Je suis Fatou Diouck, Sénégalaise. Je suis joueuse internationale de volley-ball et capitaine de la sélection de mon pays. Également, je suis présidente de l'association "Demoiselles de Keur, Sénégalaises de Demain" qui fait la promotion du volley-ball, soutient les jeunes volleyeuses dans leurs études et leur traitement en cas de maladie. Enfin, je suis la créatrice de la marque FD.

D'où vous vient cette passion pour le volley-ball ?

Au tout début, le volley-ball m'avait attiré par sa rareté. La passion, elle, est venue avec le temps...

Aviez-vous imaginé un jour, que vous deviendriez une joueuse professionnelle ?

Oui, je pensais l'être, un jour. Grâce à Dieu, c'est arrivé plus vite que je ne le pensais.

Jusqu'à présent, quels sont les succès qui vous ont le plus marqué ?

Beaucoup m'ont marquée. Je peux citer la récompense du Lion D'or. Il y'a aussi la fierté d'être la première joueuse professionnelle de volley-ball du Sénégal. Ensuite la participation à la champion's league, enfin tous mes trophées collectifs et individuels.
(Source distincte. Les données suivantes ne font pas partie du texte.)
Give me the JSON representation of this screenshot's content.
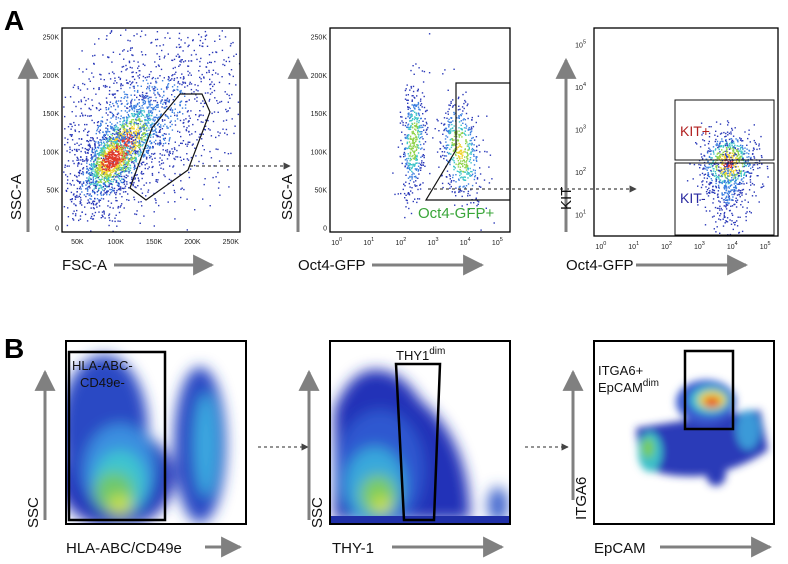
{
  "figure": {
    "panel_a_label": "A",
    "panel_b_label": "B"
  },
  "colors": {
    "kit_pos": "#b22222",
    "kit_neg": "#2a2aa0",
    "gfp_gate": "#3aa63a",
    "axis": "#808080",
    "frame": "#000000"
  },
  "chart_data": [
    {
      "id": "a1",
      "type": "scatter",
      "xlabel": "FSC-A",
      "ylabel": "SSC-A",
      "x_ticks": [
        "50K",
        "100K",
        "150K",
        "200K",
        "250K"
      ],
      "y_ticks": [
        "0",
        "50K",
        "100K",
        "150K",
        "200K",
        "250K"
      ],
      "xlim": [
        30000,
        262000
      ],
      "ylim": [
        -5000,
        262000
      ]
    },
    {
      "id": "a2",
      "type": "scatter",
      "xlabel": "Oct4-GFP",
      "ylabel": "SSC-A",
      "x_ticks": [
        {
          "b": "10",
          "e": "0"
        },
        {
          "b": "10",
          "e": "1"
        },
        {
          "b": "10",
          "e": "2"
        },
        {
          "b": "10",
          "e": "3"
        },
        {
          "b": "10",
          "e": "4"
        },
        {
          "b": "10",
          "e": "5"
        }
      ],
      "y_ticks": [
        "0",
        "50K",
        "100K",
        "150K",
        "200K",
        "250K"
      ],
      "xlim": [
        -0.3,
        5.3
      ],
      "ylim": [
        -5000,
        262000
      ],
      "gate_label": "Oct4-GFP+"
    },
    {
      "id": "a3",
      "type": "scatter",
      "xlabel": "Oct4-GFP",
      "ylabel": "KIT",
      "x_ticks": [
        {
          "b": "10",
          "e": "0"
        },
        {
          "b": "10",
          "e": "1"
        },
        {
          "b": "10",
          "e": "2"
        },
        {
          "b": "10",
          "e": "3"
        },
        {
          "b": "10",
          "e": "4"
        },
        {
          "b": "10",
          "e": "5"
        }
      ],
      "y_ticks": [
        {
          "b": "10",
          "e": "1"
        },
        {
          "b": "10",
          "e": "2"
        },
        {
          "b": "10",
          "e": "3"
        },
        {
          "b": "10",
          "e": "4"
        },
        {
          "b": "10",
          "e": "5"
        }
      ],
      "xlim": [
        -0.3,
        5.3
      ],
      "ylim": [
        0.5,
        5.4
      ],
      "gate_pos_label": "KIT+",
      "gate_neg_label": "KIT-"
    },
    {
      "id": "b1",
      "type": "scatter",
      "xlabel": "HLA-ABC/CD49e",
      "ylabel": "SSC",
      "gate_label_1": "HLA-ABC-",
      "gate_label_2": "CD49e-"
    },
    {
      "id": "b2",
      "type": "scatter",
      "xlabel": "THY-1",
      "ylabel": "SSC",
      "gate_label": "THY1",
      "gate_label_sup": "dim"
    },
    {
      "id": "b3",
      "type": "scatter",
      "xlabel": "EpCAM",
      "ylabel": "ITGA6",
      "gate_label_1": "ITGA6+",
      "gate_label_2": "EpCAM",
      "gate_label_2_sup": "dim"
    }
  ]
}
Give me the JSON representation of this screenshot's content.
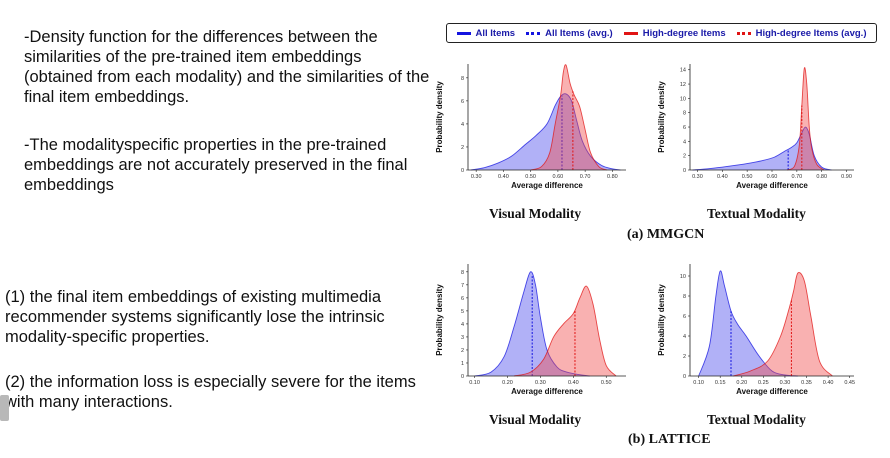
{
  "notes": {
    "block1": "-Density function for the differences between the similarities of the pre-trained item embeddings (obtained from each modality) and the similarities of the final item embeddings.",
    "block2": "-The modalityspecific properties in the pre-trained embeddings are not accurately preserved in the final embeddings",
    "block3": "(1) the final item embeddings of existing multimedia recommender systems significantly lose the intrinsic modality-specific properties.",
    "block4": "(2) the information loss is especially severe for the items with many interactions."
  },
  "legend": [
    {
      "label": "All Items",
      "color": "#1414e0",
      "style": "solid"
    },
    {
      "label": "All Items (avg.)",
      "color": "#1414e0",
      "style": "dashed"
    },
    {
      "label": "High-degree Items",
      "color": "#e01414",
      "style": "solid"
    },
    {
      "label": "High-degree Items (avg.)",
      "color": "#e01414",
      "style": "dashed"
    }
  ],
  "captions": {
    "a": "(a) MMGCN",
    "b": "(b) LATTICE"
  },
  "chart_data": [
    {
      "type": "area",
      "group": "(a) MMGCN",
      "title": "Visual Modality",
      "xlabel": "Average difference",
      "ylabel": "Probability density",
      "xlim": [
        0.27,
        0.85
      ],
      "ylim": [
        0,
        9.2
      ],
      "xticks": [
        "0.30",
        "0.40",
        "0.50",
        "0.60",
        "0.70",
        "0.80"
      ],
      "yticks": [
        "0",
        "2",
        "4",
        "6",
        "8"
      ],
      "series": [
        {
          "name": "All Items",
          "color": "#1414e0",
          "x": [
            0.28,
            0.33,
            0.38,
            0.43,
            0.48,
            0.52,
            0.56,
            0.59,
            0.61,
            0.63,
            0.65,
            0.67,
            0.69,
            0.72,
            0.76,
            0.8,
            0.83
          ],
          "y": [
            0,
            0.2,
            0.6,
            1.2,
            2.2,
            3.0,
            4.0,
            5.6,
            6.4,
            6.6,
            6.0,
            4.2,
            2.5,
            1.2,
            0.4,
            0.1,
            0
          ],
          "avg": 0.615
        },
        {
          "name": "High-degree Items",
          "color": "#e01414",
          "x": [
            0.5,
            0.54,
            0.57,
            0.59,
            0.61,
            0.62,
            0.63,
            0.645,
            0.66,
            0.68,
            0.7,
            0.72,
            0.75,
            0.78
          ],
          "y": [
            0,
            0.3,
            1.5,
            4.0,
            6.5,
            8.5,
            9.1,
            7.5,
            6.5,
            5.5,
            3.5,
            1.5,
            0.3,
            0
          ],
          "avg": 0.655
        }
      ]
    },
    {
      "type": "area",
      "group": "(a) MMGCN",
      "title": "Textual Modality",
      "xlabel": "Average difference",
      "ylabel": "Probability density",
      "xlim": [
        0.27,
        0.93
      ],
      "ylim": [
        0,
        14.8
      ],
      "xticks": [
        "0.30",
        "0.40",
        "0.50",
        "0.60",
        "0.70",
        "0.80",
        "0.90"
      ],
      "yticks": [
        "0",
        "2",
        "4",
        "6",
        "8",
        "10",
        "12",
        "14"
      ],
      "series": [
        {
          "name": "All Items",
          "color": "#1414e0",
          "x": [
            0.28,
            0.35,
            0.42,
            0.5,
            0.56,
            0.61,
            0.65,
            0.68,
            0.7,
            0.72,
            0.735,
            0.75,
            0.77,
            0.8,
            0.84
          ],
          "y": [
            0,
            0.2,
            0.5,
            0.9,
            1.3,
            1.8,
            2.6,
            3.2,
            3.8,
            5.2,
            6.0,
            5.0,
            2.0,
            0.4,
            0
          ],
          "avg": 0.665
        },
        {
          "name": "High-degree Items",
          "color": "#e01414",
          "x": [
            0.66,
            0.69,
            0.71,
            0.72,
            0.73,
            0.74,
            0.75,
            0.76,
            0.78,
            0.81
          ],
          "y": [
            0,
            0.5,
            3.5,
            9.0,
            14.2,
            12.0,
            6.0,
            3.0,
            0.8,
            0
          ],
          "avg": 0.72
        }
      ]
    },
    {
      "type": "area",
      "group": "(b) LATTICE",
      "title": "Visual Modality",
      "xlabel": "Average difference",
      "ylabel": "Probability density",
      "xlim": [
        0.08,
        0.56
      ],
      "ylim": [
        0,
        8.6
      ],
      "xticks": [
        "0.10",
        "0.20",
        "0.30",
        "0.40",
        "0.50"
      ],
      "yticks": [
        "0",
        "1",
        "2",
        "3",
        "4",
        "5",
        "6",
        "7",
        "8"
      ],
      "series": [
        {
          "name": "All Items",
          "color": "#1414e0",
          "x": [
            0.1,
            0.15,
            0.19,
            0.22,
            0.25,
            0.27,
            0.285,
            0.3,
            0.32,
            0.35,
            0.38,
            0.42,
            0.45
          ],
          "y": [
            0,
            0.3,
            1.5,
            3.8,
            6.5,
            8.0,
            7.0,
            4.5,
            2.0,
            0.7,
            0.3,
            0.1,
            0
          ],
          "avg": 0.275
        },
        {
          "name": "High-degree Items",
          "color": "#e01414",
          "x": [
            0.22,
            0.27,
            0.31,
            0.34,
            0.37,
            0.4,
            0.42,
            0.44,
            0.46,
            0.48,
            0.5,
            0.53
          ],
          "y": [
            0,
            0.3,
            1.3,
            3.0,
            4.0,
            4.8,
            6.0,
            6.9,
            5.5,
            2.8,
            0.8,
            0
          ],
          "avg": 0.405
        }
      ]
    },
    {
      "type": "area",
      "group": "(b) LATTICE",
      "title": "Textual Modality",
      "xlabel": "Average difference",
      "ylabel": "Probability density",
      "xlim": [
        0.08,
        0.46
      ],
      "ylim": [
        0,
        11.2
      ],
      "xticks": [
        "0.10",
        "0.15",
        "0.20",
        "0.25",
        "0.30",
        "0.35",
        "0.40",
        "0.45"
      ],
      "yticks": [
        "0",
        "2",
        "4",
        "6",
        "8",
        "10"
      ],
      "series": [
        {
          "name": "All Items",
          "color": "#1414e0",
          "x": [
            0.1,
            0.125,
            0.14,
            0.15,
            0.16,
            0.175,
            0.19,
            0.21,
            0.24,
            0.27,
            0.3,
            0.33
          ],
          "y": [
            0,
            3.0,
            8.0,
            10.5,
            9.0,
            6.5,
            5.2,
            4.0,
            2.0,
            0.5,
            0.1,
            0
          ],
          "avg": 0.175
        },
        {
          "name": "High-degree Items",
          "color": "#e01414",
          "x": [
            0.18,
            0.22,
            0.26,
            0.29,
            0.31,
            0.32,
            0.33,
            0.345,
            0.36,
            0.38,
            0.41
          ],
          "y": [
            0,
            0.5,
            1.5,
            4.0,
            6.8,
            8.5,
            10.3,
            9.5,
            6.0,
            1.5,
            0
          ],
          "avg": 0.315
        }
      ]
    }
  ]
}
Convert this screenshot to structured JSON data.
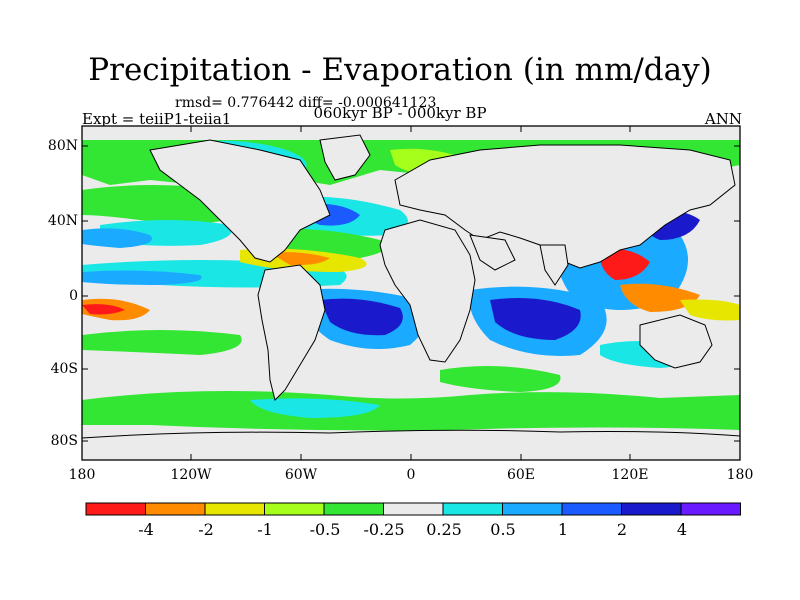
{
  "header": {
    "title": "Precipitation - Evaporation (in mm/day)",
    "stats": "rmsd= 0.776442 diff= -0.000641123",
    "experiment": "Expt = teiiP1-teiia1",
    "period": "060kyr BP - 000kyr BP",
    "season": "ANN"
  },
  "axes": {
    "lat_labels": [
      "80N",
      "40N",
      "0",
      "40S",
      "80S"
    ],
    "lon_labels": [
      "180",
      "120W",
      "60W",
      "0",
      "60E",
      "120E",
      "180"
    ]
  },
  "colorbar": {
    "colors": [
      "#ff1a1a",
      "#ff8c00",
      "#e6e600",
      "#a6ff1a",
      "#33e633",
      "#ebebeb",
      "#1ae6e6",
      "#1aaaff",
      "#1a5aff",
      "#1a1acc",
      "#6a1aff"
    ],
    "labels": [
      "-4",
      "-2",
      "-1",
      "-0.5",
      "-0.25",
      "0.25",
      "0.5",
      "1",
      "2",
      "4"
    ]
  },
  "colors": {
    "land": "#ebebeb",
    "coastline": "#000000"
  }
}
En tant que joueuse internationale, avez-vous remarqué des différences culturelles notables dans la manière d'appréhender le volley-ball ?

Oui. Au contraire du continent africain, le volley-ball est intégré dans les programmes scolaires ailleurs et les gens gens paient pour y avoir accès. Dans des pays, comme la Thaïlande et le Brésil, le volley-ball est autant, sinon plus populaire que le football. Le volley-ball est un sport où il y a beaucoup de pratiquants dans le monde.


Concernant le jeu en lui-même, quelle est votre position sur le court ? Et quelles sont, selon vous, les qualités nécessaires pour évoluer à ce poste ?

Je suis une pointue (attaquante, en volley-ball). Cette position requiert beaucoup de physique et de puissance. Il revient à la pointue de marquer les points dans money time.


Selon vous, quelles sont les valeurs essentielles pour devenir une joueuse professionnelle de Volley-ball ?

D'abord, je dirais qu'il faut être rapide. De préférence, il faut être grande aussi. Il faut, évidemment, savoir sauter. Être malin et avoir le sens du collectif sont aussi importants dans ce sport.


Qui prenez-vous en référence dans la vie (ou même dans votre métier ) ? Pourquoi ?

Mes parents, d'abord. Ils sont très importants pour moi. Le guide religieux mouride Serigne Fallou Mbacké m'inspire beaucoup spirituellement. J'admire beaucoup son caractère.


Comment se passe au quotidien la vie d'une femme volleyeuse ?

Celui de la sportive de haut niveau et celui de la femme tout court s'entremêlent. La sportive s'entraîne, dort pour bien récupérer, mange sain.etc. La femme, elle, est normale : ménage, shopping, etc.


Comment appréciez-vous la place de la femme dans le monde d'aujourd'hui ?

Une amélioration a été constatée, mais il reste encore beaucoup de progrès à faire. On voit encore l'inégalité entre les genres dans la politique, les lieux de travail et même dans le sport ( le sport masculin est beaucoup plus médiatisé ) mais aussi dans l'accès à l'éducation et à la formation professionnelle. La femme est l'avenir de l'homme. C'est d'elle que viendront les vrais changements dans la société.